By January 13, 2026 Lifestyle, Society

In late December 2025 and early January 2026, a dramatic video began circulating on social media purporting to show a leopard chasing and attacking a moving passenger train near Amravati, a city in India. The clip was widely shared on platforms such as X, Facebook, and Instagram.

When we investigated the footage however, we found various typical deepfake artefacts in the video, including unnatural movement and visual distortions, pointing to evidence of the video being AI-generated. There were also no reports from local authorities or mainstream news outlets confirming such an attack.

The misinformation gains added plausibility because real incidents of leopard attacks on humans in India have been reported in recent weeks and months, particularly in parts of the Himalayas where humans are frequently in close contact with wildlife. For example, in the Nainital district of Uttarakhand, a 35-year-old woman was mauled to death while collecting firewood on 2 January 2026 — the third fatal leopard attack in that area within a single week — prompting villagers to protest and demand swift action against the animal. A day later, another woman was attacked inside her cowshed near the same village, further heightening fear and leading residents to urge authorities to declare a disaster.
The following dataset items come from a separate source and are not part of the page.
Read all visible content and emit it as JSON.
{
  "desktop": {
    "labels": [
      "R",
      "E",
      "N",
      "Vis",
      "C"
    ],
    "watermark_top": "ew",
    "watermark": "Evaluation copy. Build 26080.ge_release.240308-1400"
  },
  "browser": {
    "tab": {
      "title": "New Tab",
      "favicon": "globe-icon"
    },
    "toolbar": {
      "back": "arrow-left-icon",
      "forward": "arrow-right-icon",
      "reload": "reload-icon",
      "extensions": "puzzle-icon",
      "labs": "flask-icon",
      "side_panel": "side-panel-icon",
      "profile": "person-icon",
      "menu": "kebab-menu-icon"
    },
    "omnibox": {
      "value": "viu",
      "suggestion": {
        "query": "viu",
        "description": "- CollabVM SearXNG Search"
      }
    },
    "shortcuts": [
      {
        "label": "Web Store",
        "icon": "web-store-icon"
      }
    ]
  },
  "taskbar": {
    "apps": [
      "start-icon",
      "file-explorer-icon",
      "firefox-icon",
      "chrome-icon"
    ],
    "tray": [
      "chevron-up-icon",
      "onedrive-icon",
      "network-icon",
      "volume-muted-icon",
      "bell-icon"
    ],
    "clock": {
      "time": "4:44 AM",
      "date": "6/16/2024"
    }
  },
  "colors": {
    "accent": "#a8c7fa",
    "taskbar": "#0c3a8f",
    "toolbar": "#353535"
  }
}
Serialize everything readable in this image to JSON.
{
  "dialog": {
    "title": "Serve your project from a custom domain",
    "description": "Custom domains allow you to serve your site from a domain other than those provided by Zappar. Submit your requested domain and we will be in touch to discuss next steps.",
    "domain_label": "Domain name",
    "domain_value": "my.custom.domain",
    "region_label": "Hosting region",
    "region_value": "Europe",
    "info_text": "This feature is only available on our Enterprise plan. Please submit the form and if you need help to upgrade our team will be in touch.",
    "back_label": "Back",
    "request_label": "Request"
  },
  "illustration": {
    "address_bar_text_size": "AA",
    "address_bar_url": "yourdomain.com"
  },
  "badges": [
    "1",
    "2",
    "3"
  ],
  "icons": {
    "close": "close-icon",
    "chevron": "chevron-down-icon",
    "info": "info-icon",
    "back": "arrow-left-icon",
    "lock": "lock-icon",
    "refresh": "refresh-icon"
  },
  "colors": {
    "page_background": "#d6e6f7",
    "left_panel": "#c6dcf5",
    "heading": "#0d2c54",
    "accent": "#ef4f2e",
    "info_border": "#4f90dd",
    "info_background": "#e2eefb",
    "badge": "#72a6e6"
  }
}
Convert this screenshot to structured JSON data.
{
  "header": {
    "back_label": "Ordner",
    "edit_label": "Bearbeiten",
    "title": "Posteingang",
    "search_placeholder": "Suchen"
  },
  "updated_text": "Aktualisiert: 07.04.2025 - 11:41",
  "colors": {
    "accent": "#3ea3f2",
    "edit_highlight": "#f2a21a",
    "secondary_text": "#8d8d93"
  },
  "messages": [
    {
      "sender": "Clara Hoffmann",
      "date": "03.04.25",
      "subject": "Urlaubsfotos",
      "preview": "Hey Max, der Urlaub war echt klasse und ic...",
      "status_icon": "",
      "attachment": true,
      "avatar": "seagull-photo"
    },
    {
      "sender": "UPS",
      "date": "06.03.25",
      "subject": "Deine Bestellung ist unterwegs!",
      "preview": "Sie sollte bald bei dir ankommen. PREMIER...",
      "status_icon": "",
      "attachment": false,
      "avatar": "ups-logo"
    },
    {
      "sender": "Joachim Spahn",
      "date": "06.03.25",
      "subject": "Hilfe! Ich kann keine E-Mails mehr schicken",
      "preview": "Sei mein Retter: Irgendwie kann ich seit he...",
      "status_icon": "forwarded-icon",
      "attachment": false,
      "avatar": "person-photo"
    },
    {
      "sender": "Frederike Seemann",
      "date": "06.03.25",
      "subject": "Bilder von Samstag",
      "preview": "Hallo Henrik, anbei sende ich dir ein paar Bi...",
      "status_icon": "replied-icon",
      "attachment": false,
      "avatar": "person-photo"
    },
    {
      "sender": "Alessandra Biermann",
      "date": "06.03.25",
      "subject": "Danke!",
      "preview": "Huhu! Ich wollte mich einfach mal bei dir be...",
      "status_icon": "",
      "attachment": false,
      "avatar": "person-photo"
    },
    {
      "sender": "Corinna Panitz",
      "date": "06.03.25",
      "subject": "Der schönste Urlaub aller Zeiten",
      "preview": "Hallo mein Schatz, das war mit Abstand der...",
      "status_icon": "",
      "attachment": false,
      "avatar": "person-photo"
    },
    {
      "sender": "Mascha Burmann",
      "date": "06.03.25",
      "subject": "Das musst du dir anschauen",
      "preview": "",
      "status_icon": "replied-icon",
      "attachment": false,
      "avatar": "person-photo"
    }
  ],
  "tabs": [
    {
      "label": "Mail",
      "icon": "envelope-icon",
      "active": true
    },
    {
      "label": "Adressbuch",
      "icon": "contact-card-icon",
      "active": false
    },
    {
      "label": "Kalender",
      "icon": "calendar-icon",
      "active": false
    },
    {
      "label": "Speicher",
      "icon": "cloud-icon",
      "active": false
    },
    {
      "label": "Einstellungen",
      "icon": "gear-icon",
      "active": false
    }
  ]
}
These real cases reflect a broader pattern of human-leopard conflict in India and neighbouring regions, which arises largely because leopards increasingly venture into human-dominated landscapes as their habitats shrink and prey species decline. Studies and historical data show that states such as Gujarat, Maharashtra, Uttarakhand and West Bengal experience some of the highest levels of such conflict, with leopards responsible for regular reports of livestock predation and occasional attacks on humans.

Because leopard attacks on humans are neither unprecedented nor exceptionally rare in India, claims involving dramatic predator behaviour can seem more credible to people unfamiliar with the specific context or timeline. That dynamic likely helped the AI-generated leopard-train video gain traction, as social media users may have been primed by recent real reports to believe that such an event could happen. This pattern mirrors other wildlife-related misinformation we have encountered. Earlier in 2025, we investigated a widely shared video claiming to show a lion sniffing a sleeping man on the streets of Gujarat, a clip that we later debunked as AI-generated.

While the creator of the leopard video has not been identified and intentions are still unclear on any motives for spreading this misinformation, it must be noted that many similar videos of leopard and tiger ai-generated “attack” videos have been spread in recent months. Some of them were so realistic that the local police had investigated them, with the originators of the videos eventually being issued legal notices for spreading misinformation.

Although leopards do occasionally enter human areas and cause harm, something especially prevelant in India, there is no evidence to support the specific claim of a leopard chasing or attacking a moving train. The viral video is a synthetic and misleading deepfake, not an actual newsworthy incident verified by credible sources.